Zelensky afirma que acordo de paz com Rússia está 90% pronto em reunião histórica
Zelensky diz que acordo de paz com Rússia está 90% pronto

O presidente da Ucrânia, Volodymyr Zelensky, fez uma declaração impactante nesta sexta-feira (23), afirmando que o acordo de paz com a Rússia está 90% pronto. A revelação ocorre no momento em que Estados Unidos, Ucrânia e Rússia iniciam a primeira reunião trilateral para negociar o fim da guerra, que está prestes a completar quatro anos de conflito.

Encontro histórico em Abu Dhabi

A cúpula em Abu Dhabi, nos Emirados Árabes Unidos, representa um marco diplomático significativo, pois é a primeira vez desde o início da guerra que os três países se sentam juntos para discutir a paz. As negociações se estendem até sábado e contam com os Estados Unidos assumindo o papel de mediador principal, sob a liderança do presidente Donald Trump.

Donbas como questão central

Em coletiva de imprensa on-line, Zelensky deixou claro que o controle territorial da região de Donbas, no leste da Ucrânia, será o ponto focal das discussões. "O Donbas é uma questão central. Ele será discutido no formato que as três partes considerarem adequado em Abu Dhabi, hoje e amanhã", declarou o líder ucraniano.

No entanto, as posições permanecem distantes. Horas antes do encontro, a Rússia reiterou sua exigência pela anexação completa de Donbas. Dmitry Peskov, porta-voz do Kremlin, afirmou que as tropas ucranianas devem se retirar da região como condição essencial para que Vladimir Putin aceite finalizar a guerra. "É bem conhecido que a posição da Rússia é que a Ucrânia e as Forças Armadas ucranianas devem deixar Donbas. Esta é uma condição muito importante", reforçou Peskov.

Documentos quase finalizados

Zelensky revelou em um post na rede social X que as negociações sobre garantias de segurança que os EUA proverão à Ucrânia no pós-guerra foram concluídas durante um encontro com Donald Trump às margens do Fórum Econômico Mundial em Davos, na Suíça. A reunião, descrita como "muito boa" pelos norte-americanos, durou cerca de uma hora e abordou o fornecimento de equipamentos de defesa aérea e o progresso nas negociações de paz.

Com esses avanços, o presidente ucraniano afirmou que os documentos para encerrar o conflito estão quase prontos. "Os russos devem estar preparados para chegar a compromissos", alertou Zelensky, enquanto a Rússia demonstra nas últimas semanas disposição para finalizar a guerra, desde que seja sob seus próprios termos.

Diplomacia paralela em Moscou

Enquanto isso, em Moscou, o enviado especial de Trump para a guerra da Ucrânia, Steve Witkoff, se reuniu com Vladimir Putin na noite de quinta-feira. As conversas tiveram como objetivo acelerar as negociações para pôr fim ao conflito. Witkoff indicou que um acordo pode estar próximo, afirmando que "falta apenas uma questão entre Ucrânia e Rússia" para ser resolvida, embora não tenha fornecido detalhes específicos.

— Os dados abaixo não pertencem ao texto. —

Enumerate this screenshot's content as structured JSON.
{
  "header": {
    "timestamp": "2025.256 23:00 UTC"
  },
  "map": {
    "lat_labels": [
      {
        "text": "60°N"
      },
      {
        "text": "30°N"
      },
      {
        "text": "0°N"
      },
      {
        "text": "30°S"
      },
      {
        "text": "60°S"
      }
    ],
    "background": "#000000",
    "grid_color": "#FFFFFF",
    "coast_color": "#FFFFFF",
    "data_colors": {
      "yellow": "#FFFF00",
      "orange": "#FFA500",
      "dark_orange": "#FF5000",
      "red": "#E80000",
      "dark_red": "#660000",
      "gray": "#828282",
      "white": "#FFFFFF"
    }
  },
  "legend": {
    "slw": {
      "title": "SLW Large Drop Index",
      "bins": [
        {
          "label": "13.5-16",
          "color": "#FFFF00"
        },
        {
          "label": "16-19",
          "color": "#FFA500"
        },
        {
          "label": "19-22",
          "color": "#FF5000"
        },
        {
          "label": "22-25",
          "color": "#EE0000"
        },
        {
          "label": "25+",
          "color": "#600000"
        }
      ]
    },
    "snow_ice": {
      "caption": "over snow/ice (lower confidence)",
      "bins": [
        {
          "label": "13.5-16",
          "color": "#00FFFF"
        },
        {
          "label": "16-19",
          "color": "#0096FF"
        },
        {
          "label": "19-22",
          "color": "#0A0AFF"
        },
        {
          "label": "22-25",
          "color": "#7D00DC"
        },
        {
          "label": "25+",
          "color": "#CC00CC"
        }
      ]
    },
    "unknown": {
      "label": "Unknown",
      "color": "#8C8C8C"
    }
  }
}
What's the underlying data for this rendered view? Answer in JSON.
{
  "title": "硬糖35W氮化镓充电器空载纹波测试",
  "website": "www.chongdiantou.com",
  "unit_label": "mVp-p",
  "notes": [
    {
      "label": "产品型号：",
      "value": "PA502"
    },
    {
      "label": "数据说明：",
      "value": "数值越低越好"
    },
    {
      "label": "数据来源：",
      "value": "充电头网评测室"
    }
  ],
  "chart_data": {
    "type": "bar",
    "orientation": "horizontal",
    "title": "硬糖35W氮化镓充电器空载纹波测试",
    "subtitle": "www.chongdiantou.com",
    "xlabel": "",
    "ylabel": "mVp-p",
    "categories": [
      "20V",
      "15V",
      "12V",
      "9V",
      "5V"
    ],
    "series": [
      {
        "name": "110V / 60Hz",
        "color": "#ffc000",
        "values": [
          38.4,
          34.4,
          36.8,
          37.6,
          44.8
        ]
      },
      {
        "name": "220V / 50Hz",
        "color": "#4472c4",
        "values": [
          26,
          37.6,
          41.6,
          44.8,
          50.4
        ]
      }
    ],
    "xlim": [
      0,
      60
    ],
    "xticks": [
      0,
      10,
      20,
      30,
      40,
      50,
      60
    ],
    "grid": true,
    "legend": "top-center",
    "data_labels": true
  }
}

Trump também expressou otimismo, sugerindo que as negociações podem ter avançado significativamente. "Terminamos com oito guerras, e acredito que o fim de outra esteja vindo muito em breve", declarou o presidente norte-americano, que já fez afirmações similares em ocasiões anteriores.

Críticas à Europa e acusações à Rússia

Zelensky seguiu a linha de Trump ao criticar aliados europeus por sua inação diante do conflito. "A Europa continua sendo um caleidoscópio fragmentado de pequenas e médias potências. O problema é a mentalidade. Só ações criam uma ordem real", argumentou o líder ucraniano, enfatizando que a Europa precisa da independência da Ucrânia para se defender no futuro.

Além disso, Zelensky acusou a Rússia de tentar "congelar os ucranianos até a morte", em referência aos diários ataques russos contra a infraestrutura energética do país, que têm causado sérios problemas durante o inverno.

Embora os detalhes completos das negociações em Abu Dhabi ainda não tenham sido divulgados, sabe-se que, em um primeiro momento, o encontro não envolve os líderes máximos dos três países. A Ucrânia mantém sua posição de que é inaceitável ceder à Rússia territórios que ainda estão sob seu controle, enquanto a comunidade internacional acompanha com expectativa esses desenvolvimentos diplomáticos que podem finalmente trazer paz a uma região devastada por anos de conflito.